La cámara tampoco olvida qué historia está contando y, cada tanto, sigue filmando a los personajes desde arriba (como si el tragaluz siguiera ahí), mientras que los padres de Joy no adquieren un protagonismo forzado.

La habitación es un tire y afloje entre ternura y dureza, entre esperanza y desconsuelo. Tal vez una muestra de hasta qué punto fue planificada para ser lo más realista posible es un detalle en la decoración de la casa familiar: por todos lados hay barreras de madera que simbolizan la sensación de encierro que difícilmente Joy podrá quitarse de la mente, de su piel ojerosa y de sus emociones destrozadas.

La habitación [****]

Canadá/ Irlanda 2015. Dirección: Lenny Abrahamson. Guión: Emma Donoghue. Música: Stephen Rennicks. Fotografía: Danny Cohen. Montaje: Nathan Nugent. Diseño de producción: Ethan Tobman. Arte: Michelle Lannon. Con: Brie Larson, Jacob Tremblay, Sean Bridgers, Joan Allen, William H. Macy.

NOMINADAS MEJOR ACTRIZ.

Cate Blanchett - Carol.

Interpretó con elegancia y maestría a una mujer madura y adinerada que se enamora de una joven en Nueva York a fines de la década de 1950. Sin embargo no tiene muchas posibilidades de quedarse con el premio porque ya lo ganó en dos oportunidades: en 2004 fue Mejor Actriz Secundaria por El aviador y en 2013 Mejor Actriz por Blue Jasmin.

Saoirse Ronan - Brooklyn.

Las estadísticas prevén que el domingo el Oscar quede en manos de Brie Larson aunque Saoirse Ronan podría ser una justa ganadora. Tiene 21 años y esta es su segunda nominación: ya se había destacado en 2007 (con 13 años) por su brutal desempeño en el drama Expiación, deseo y pecado.
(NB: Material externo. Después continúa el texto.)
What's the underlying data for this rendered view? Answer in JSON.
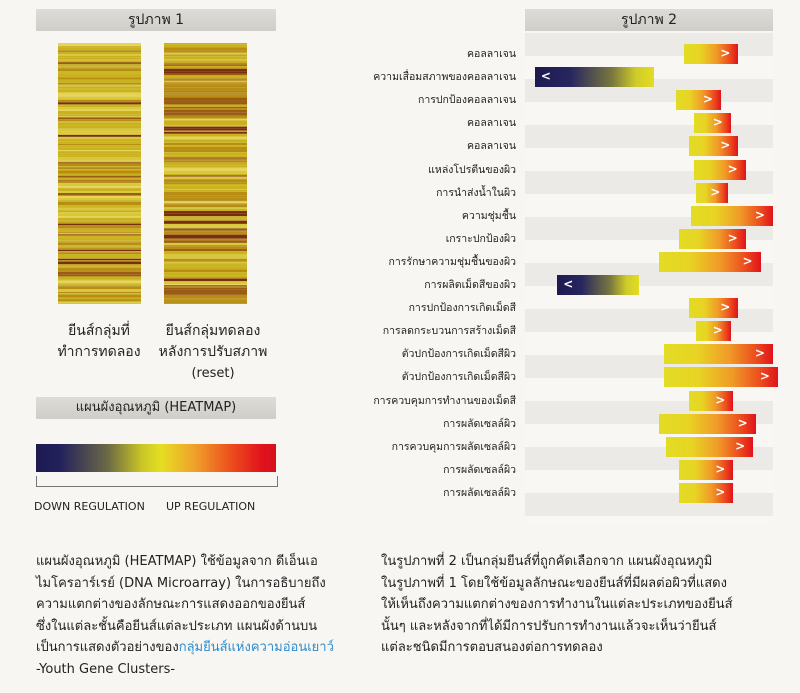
{
  "fig1": {
    "title": "รูปภาพ 1",
    "caption_1": [
      "ยีนส์กลุ่มที่",
      "ทำการทดลอง"
    ],
    "caption_2": [
      "ยีนส์กลุ่มทดลอง",
      "หลังการปรับสภาพ",
      "(reset)"
    ]
  },
  "heatmap": {
    "title": "แผนผังอุณหภูมิ (HEATMAP)",
    "down_label": "DOWN REGULATION",
    "up_label": "UP REGULATION",
    "colors": [
      "#1c1a4f",
      "#c8c527",
      "#e5df22",
      "#f0a12a",
      "#e1131c"
    ]
  },
  "fig2": {
    "title": "รูปภาพ 2",
    "genes": [
      {
        "label": "คอลลาเจน",
        "direction": "up",
        "start": 0.64,
        "end": 0.86
      },
      {
        "label": "ความเสื่อมสภาพของคอลลาเจน",
        "direction": "down",
        "start": 0.04,
        "end": 0.52
      },
      {
        "label": "การปกป้องคอลลาเจน",
        "direction": "up",
        "start": 0.61,
        "end": 0.79
      },
      {
        "label": "คอลลาเจน",
        "direction": "up",
        "start": 0.68,
        "end": 0.83
      },
      {
        "label": "คอลลาเจน",
        "direction": "up",
        "start": 0.66,
        "end": 0.86
      },
      {
        "label": "แหล่งโปรตีนของผิว",
        "direction": "up",
        "start": 0.68,
        "end": 0.89
      },
      {
        "label": "การนำส่งน้ำในผิว",
        "direction": "up",
        "start": 0.69,
        "end": 0.82
      },
      {
        "label": "ความชุ่มชื้น",
        "direction": "up",
        "start": 0.67,
        "end": 1.0
      },
      {
        "label": "เกราะปกป้องผิว",
        "direction": "up",
        "start": 0.62,
        "end": 0.89
      },
      {
        "label": "การรักษาความชุ่มชื้นของผิว",
        "direction": "up",
        "start": 0.54,
        "end": 0.95
      },
      {
        "label": "การผลิตเม็ดสีของผิว",
        "direction": "down",
        "start": 0.13,
        "end": 0.46
      },
      {
        "label": "การปกป้องการเกิดเม็ดสี",
        "direction": "up",
        "start": 0.66,
        "end": 0.86
      },
      {
        "label": "การลดกระบวนการสร้างเม็ดสี",
        "direction": "up",
        "start": 0.69,
        "end": 0.83
      },
      {
        "label": "ตัวปกป้องการเกิดเม็ดสีผิว",
        "direction": "up",
        "start": 0.56,
        "end": 1.0
      },
      {
        "label": "ตัวปกป้องการเกิดเม็ดสีผิว",
        "direction": "up",
        "start": 0.56,
        "end": 1.02
      },
      {
        "label": "การควบคุมการทำงานของเม็ดสี",
        "direction": "up",
        "start": 0.66,
        "end": 0.84
      },
      {
        "label": "การผลัดเซลล์ผิว",
        "direction": "up",
        "start": 0.54,
        "end": 0.93
      },
      {
        "label": "การควบคุมการผลัดเซลล์ผิว",
        "direction": "up",
        "start": 0.57,
        "end": 0.92
      },
      {
        "label": "การผลัดเซลล์ผิว",
        "direction": "up",
        "start": 0.62,
        "end": 0.84
      },
      {
        "label": "การผลัดเซลล์ผิว",
        "direction": "up",
        "start": 0.62,
        "end": 0.84
      }
    ]
  },
  "paragraph_left": {
    "lines": [
      "แผนผังอุณหภูมิ (HEATMAP) ใช้ข้อมูลจาก ดีเอ็นเอ",
      "ไมโครอาร์เรย์ (DNA Microarray) ในการอธิบายถึง",
      "ความแตกต่างของลักษณะการแสดงออกของยีนส์",
      "ซึ่งในแต่ละชั้นคือยีนส์แต่ละประเภท แผนผังด้านบน"
    ],
    "line_5_prefix": "เป็นการแสดงตัวอย่างของ",
    "line_5_highlight": "กลุ่มยีนส์แห่งความอ่อนเยาว์",
    "line_6": "-Youth Gene Clusters-"
  },
  "paragraph_right": {
    "lines": [
      "ในรูปภาพที่ 2 เป็นกลุ่มยีนส์ที่ถูกคัดเลือกจาก แผนผังอุณหภูมิ",
      "ในรูปภาพที่ 1  โดยใช้ข้อมูลลักษณะของยีนส์ที่มีผลต่อผิวที่แสดง",
      "ให้เห็นถึงความแตกต่างของการทำงานในแต่ละประเภทของยีนส์",
      "นั้นๆ และหลังจากที่ได้มีการปรับการทำงานแล้วจะเห็นว่ายีนส์",
      "แต่ละชนิดมีการตอบสนองต่อการทดลอง"
    ]
  }
}
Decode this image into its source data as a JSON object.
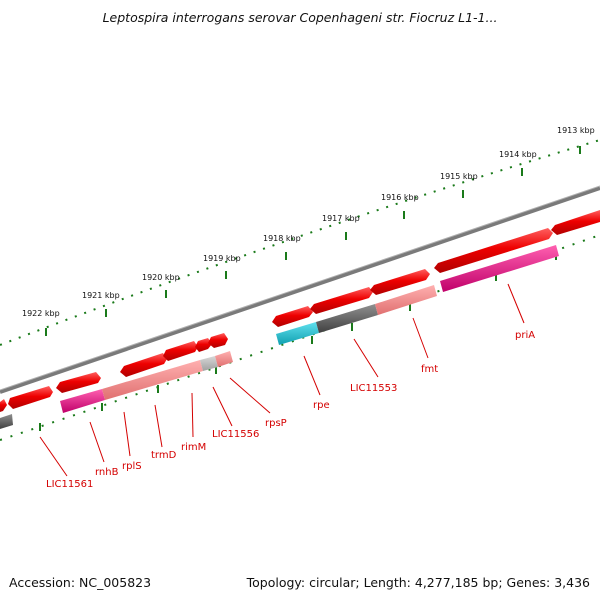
{
  "title": "Leptospira interrogans serovar Copenhageni str. Fiocruz L1-1...",
  "footer": {
    "accession": "Accession: NC_005823",
    "summary": "Topology: circular; Length: 4,277,185 bp; Genes: 3,436"
  },
  "axis": {
    "unit": "kbp",
    "ticks": [
      "1922 kbp",
      "1921 kbp",
      "1920 kbp",
      "1919 kbp",
      "1918 kbp",
      "1917 kbp",
      "1916 kbp",
      "1915 kbp",
      "1914 kbp",
      "1913 kbp"
    ]
  },
  "gene_labels": [
    "LIC11561",
    "rnhB",
    "rplS",
    "trmD",
    "rimM",
    "LIC11556",
    "rpsP",
    "rpe",
    "LIC11553",
    "fmt",
    "priA"
  ],
  "colors": {
    "backbone": "#7a7a7a",
    "gene_forward": "#ee0000",
    "gene_light": "#f08080",
    "gene_magenta": "#e8108a",
    "gene_teal": "#19b8c8",
    "gene_grey": "#606060",
    "tick_green": "#1a7a1a",
    "label_red": "#d40000"
  }
}
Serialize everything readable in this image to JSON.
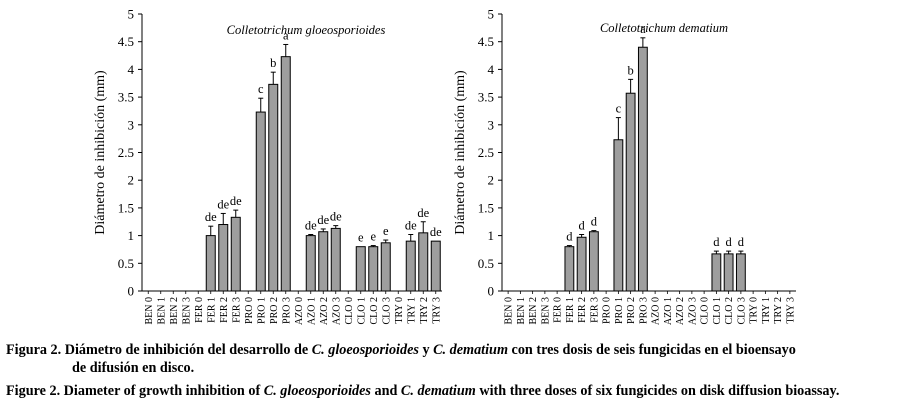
{
  "chart_data": [
    {
      "type": "bar",
      "title": "Colletotrichum gloeosporioides",
      "ylabel": "Diámetro de inhibición (mm)",
      "xlabel": "",
      "ylim": [
        0,
        5
      ],
      "yticks": [
        "0",
        "0.5",
        "1",
        "1.5",
        "2",
        "2.5",
        "3",
        "3.5",
        "4",
        "4.5",
        "5"
      ],
      "grid": false,
      "bar_color": "#9e9e9e",
      "categories": [
        "BEN 0",
        "BEN 1",
        "BEN 2",
        "BEN 3",
        "FER 0",
        "FER 1",
        "FER 2",
        "FER 3",
        "PRO 0",
        "PRO 1",
        "PRO 2",
        "PRO 3",
        "AZO 0",
        "AZO 1",
        "AZO 2",
        "AZO 3",
        "CLO 0",
        "CLO 1",
        "CLO 2",
        "CLO 3",
        "TRY 0",
        "TRY 1",
        "TRY 2",
        "TRY 3"
      ],
      "values": [
        0,
        0,
        0,
        0,
        0,
        1.0,
        1.2,
        1.33,
        0,
        3.23,
        3.73,
        4.23,
        0,
        1.0,
        1.07,
        1.13,
        0,
        0.8,
        0.8,
        0.87,
        0,
        0.9,
        1.05,
        0.9
      ],
      "errors": [
        0,
        0,
        0,
        0,
        0,
        0.17,
        0.2,
        0.13,
        0,
        0.25,
        0.22,
        0.22,
        0,
        0.02,
        0.05,
        0.05,
        0,
        0,
        0.02,
        0.05,
        0,
        0.12,
        0.2,
        0
      ],
      "letters": [
        "",
        "",
        "",
        "",
        "",
        "de",
        "de",
        "de",
        "",
        "c",
        "b",
        "a",
        "",
        "de",
        "de",
        "de",
        "",
        "e",
        "e",
        "e",
        "",
        "de",
        "de",
        "de"
      ]
    },
    {
      "type": "bar",
      "title": "Colletotrichum dematium",
      "ylabel": "Diámetro de inhibición (mm)",
      "xlabel": "",
      "ylim": [
        0,
        5
      ],
      "yticks": [
        "0",
        "0.5",
        "1",
        "1.5",
        "2",
        "2.5",
        "3",
        "3.5",
        "4",
        "4.5",
        "5"
      ],
      "grid": false,
      "bar_color": "#9e9e9e",
      "categories": [
        "BEN 0",
        "BEN 1",
        "BEN 2",
        "BEN 3",
        "FER 0",
        "FER 1",
        "FER 2",
        "FER 3",
        "PRO 0",
        "PRO 1",
        "PRO 2",
        "PRO 3",
        "AZO 0",
        "AZO 1",
        "AZO 2",
        "AZO 3",
        "CLO 0",
        "CLO 1",
        "CLO 2",
        "CLO 3",
        "TRY 0",
        "TRY 1",
        "TRY 2",
        "TRY 3"
      ],
      "values": [
        0,
        0,
        0,
        0,
        0,
        0.8,
        0.97,
        1.07,
        0,
        2.73,
        3.57,
        4.4,
        0,
        0,
        0,
        0,
        0,
        0.67,
        0.67,
        0.67,
        0,
        0,
        0,
        0
      ],
      "errors": [
        0,
        0,
        0,
        0,
        0,
        0.02,
        0.05,
        0.02,
        0,
        0.4,
        0.25,
        0.17,
        0,
        0,
        0,
        0,
        0,
        0.05,
        0.05,
        0.05,
        0,
        0,
        0,
        0
      ],
      "letters": [
        "",
        "",
        "",
        "",
        "",
        "d",
        "d",
        "d",
        "",
        "c",
        "b",
        "a",
        "",
        "",
        "",
        "",
        "",
        "d",
        "d",
        "d",
        "",
        "",
        "",
        ""
      ]
    }
  ],
  "caption": {
    "es_prefix": "Figura 2. Diámetro de inhibición del desarrollo de ",
    "es_sp1": "C. gloeosporioides",
    "es_mid": " y ",
    "es_sp2": "C. dematium",
    "es_suffix": " con tres dosis de seis fungicidas en el bioensayo",
    "es_line2": "de difusión en disco.",
    "en_prefix": "Figure 2. Diameter of growth inhibition of ",
    "en_sp1": "C. gloeosporioides",
    "en_mid": " and ",
    "en_sp2": "C. dematium",
    "en_suffix": " with three doses of six fungicides on disk diffusion bioassay."
  }
}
Tiene chances, pero Larson muchas más.

Charlotte Rampling - 45 años.

Es la primera nominación de esta actriz británica de 70 años, que ganó el Oso de Plata en el Festival de Cine de Berlín por su labor en 45 años. Su personaje es el de una mujer felizmente casada que a punto de celebrar su aniversario número 45, recibe la noticia de que apareció intacto el cuerpo de una ex de su marido, fallecida 50 años atrás.

Jennifer Lawrence - Joy.

A los 25 años es la actriz mejor paga de los Oscar y una fija en las nominaciones. Sí: Joy es un trabajo excelente en el que le puso el cuerpo a una mujer mayor, con dos hijos, desempleada, llena de deudas y con una familia de locos. Pero no va a ganar porque tiene un Oscar demasiado reciente (¿y apresurado?), 2012, por El lado luminoso de la vida.